Nadat hij Nick de leiding had gegeven, sloot de Mercedes weer aan met dezelfde voorsprong, die Nick wilde uitbreiden. Na een reeks zeer sterke ronden, waarvan vele die van de semi-professionele coureurs evenaarden of overtroffen, breidde Nick zijn voorsprong uit tot een briljante 30 seconden en leek de overwinning verzekerd, ondanks het feit dat Nick het team via de radio op de hoogte bracht van een klein probleem met de versnellingsbak.
Toen hij door het snellere GT3-verkeer moest, kneep een van de BMW M6 GT3’s Nick wijd en van de baan in de Murray-bocht. Nick sloot zich weer aan, maar er klopte iets niet. Bij het ingaan van de laatste sector in de op een na laatste ronde liet de rechterachterband van de Mercedes het afweten. Nick werd gedwongen om terug te kruipen naar de pits en ging uiteindelijk als 17e en zesde in zijn klasse over de finishvlag. Het was een bittere klap en met gemak een van de meest onverdiende resultaten in de recente geschiedenis van de Britse GT4-categorie.
Door deze resultaten verlaten Nick en Scott de tweede ronde van het seizoen als vijfde in de GT4 Pro-Am-stand, met 24 punten achterstand op de leiders in de klasse – een situatie die er heel anders had uitgezien als de twee uitvallers uit de eerste vier races er niet waren geweest.
Scott zei: “Ik weet gewoon niet wat ik moet zeggen. We hadden het in de zak, maar… wat moeten we doen om een race te winnen?! Het is gek. Uiteindelijk is het gewoon pech. We denken dat de band een snee heeft opgelopen toen Nick van het circuit werd gedrukt in het verkeer. Het is gewoon pech hebben, want Nick reed briljant en ik had zelfs het ronderecord in mijn stint. Ik weet niet wat we nog meer moeten doen…?
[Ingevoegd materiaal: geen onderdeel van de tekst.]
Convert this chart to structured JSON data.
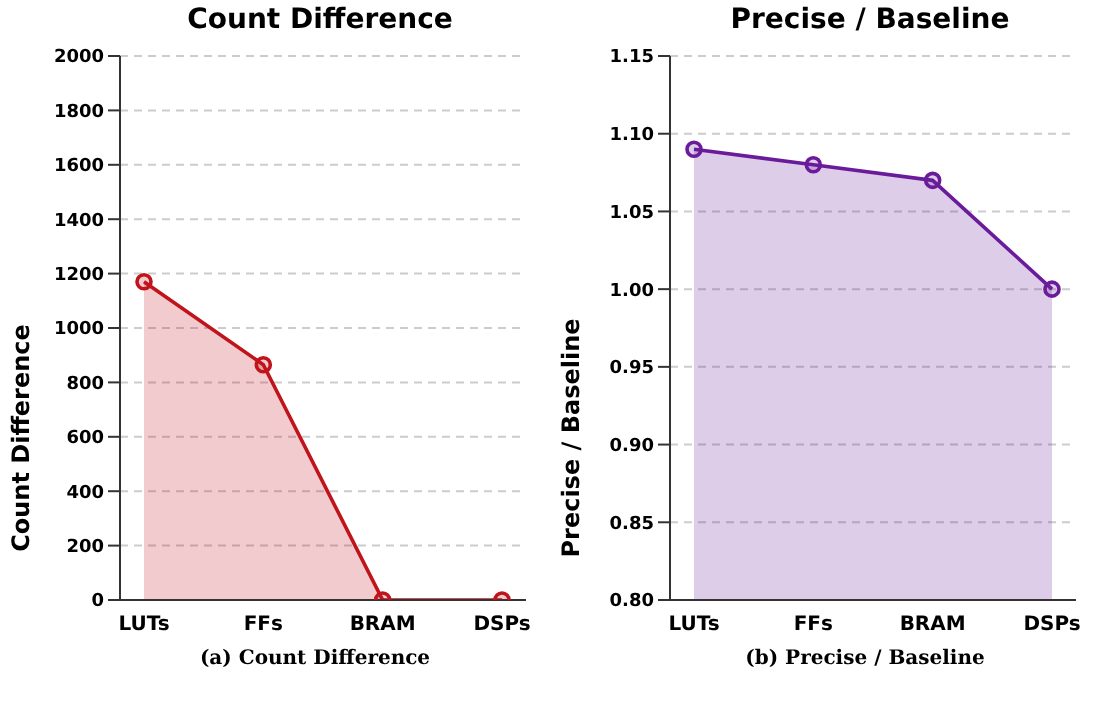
{
  "chart_data": [
    {
      "type": "area",
      "title": "Count Difference",
      "ylabel": "Count Difference",
      "categories": [
        "LUTs",
        "FFs",
        "BRAM",
        "DSPs"
      ],
      "series": [
        {
          "color": "#c0141c",
          "values": [
            1170,
            865,
            0,
            0
          ]
        }
      ],
      "ylim": [
        0,
        2000
      ],
      "yticks": [
        0,
        200,
        400,
        600,
        800,
        1000,
        1200,
        1400,
        1600,
        1800,
        2000
      ],
      "grid": "y",
      "marker": "circle",
      "line_style": "solid",
      "annotations": [
        "(a)  Count Difference"
      ]
    },
    {
      "type": "area",
      "title": "Precise / Baseline",
      "ylabel": "Precise / Baseline",
      "categories": [
        "LUTs",
        "FFs",
        "BRAM",
        "DSPs"
      ],
      "series": [
        {
          "color": "#6a1b9a",
          "values": [
            1.09,
            1.08,
            1.07,
            1.0
          ]
        }
      ],
      "ylim": [
        0.8,
        1.15
      ],
      "yticks": [
        {
          "value": 0.8,
          "label": "0.80"
        },
        {
          "value": 0.85,
          "label": "0.85"
        },
        {
          "value": 0.9,
          "label": "0.90"
        },
        {
          "value": 0.95,
          "label": "0.95"
        },
        {
          "value": 1.0,
          "label": "1.00"
        },
        {
          "value": 1.05,
          "label": "1.05"
        },
        {
          "value": 1.1,
          "label": "1.10"
        },
        {
          "value": 1.15,
          "label": "1.15"
        }
      ],
      "grid": "y",
      "marker": "circle",
      "line_style": "solid",
      "annotations": [
        "(b)  Precise / Baseline"
      ]
    }
  ]
}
“Zoals race één gaat, hadden we veel meer kunnen hebben, maar het was mijn fout bij de pitstop. Ik schatte de stop gewoon verkeerd in in een moment van zelfgenoegzaamheid. Maar zulke dingen gebeuren. De schade aan de voorkant betekende dat de banden sowieso kapot waren en dat de remmen oververhit raakten omdat de schade de koelopeningen blokkeerde. Het was gewoon een van die weekenden.”
Nick zei: “Ik ben absoluut ontdaan. Eén overwinning verliezen is al erg, maar twee verliezen in twee weekenden wrijft het er nog eens extra in. Het is duidelijk dat het geluk op dit moment niet met ons is. Maar dat is autosport – de hoogtepunten zijn echt hoog, maar de dieptepunten zijn echt laag, en dit is zo laag als het maar kan.
“Maar aan de positieve kant hebben we dit weekend echt de weg gewezen, zowel Scott als ik. Race één verliep niet helemaal volgens plan, maar race twee absoluut wel, als die band het maar volgehouden had. We zullen hergroeperen, hier verder mee gaan en opnieuw beginnen op Silverstone.”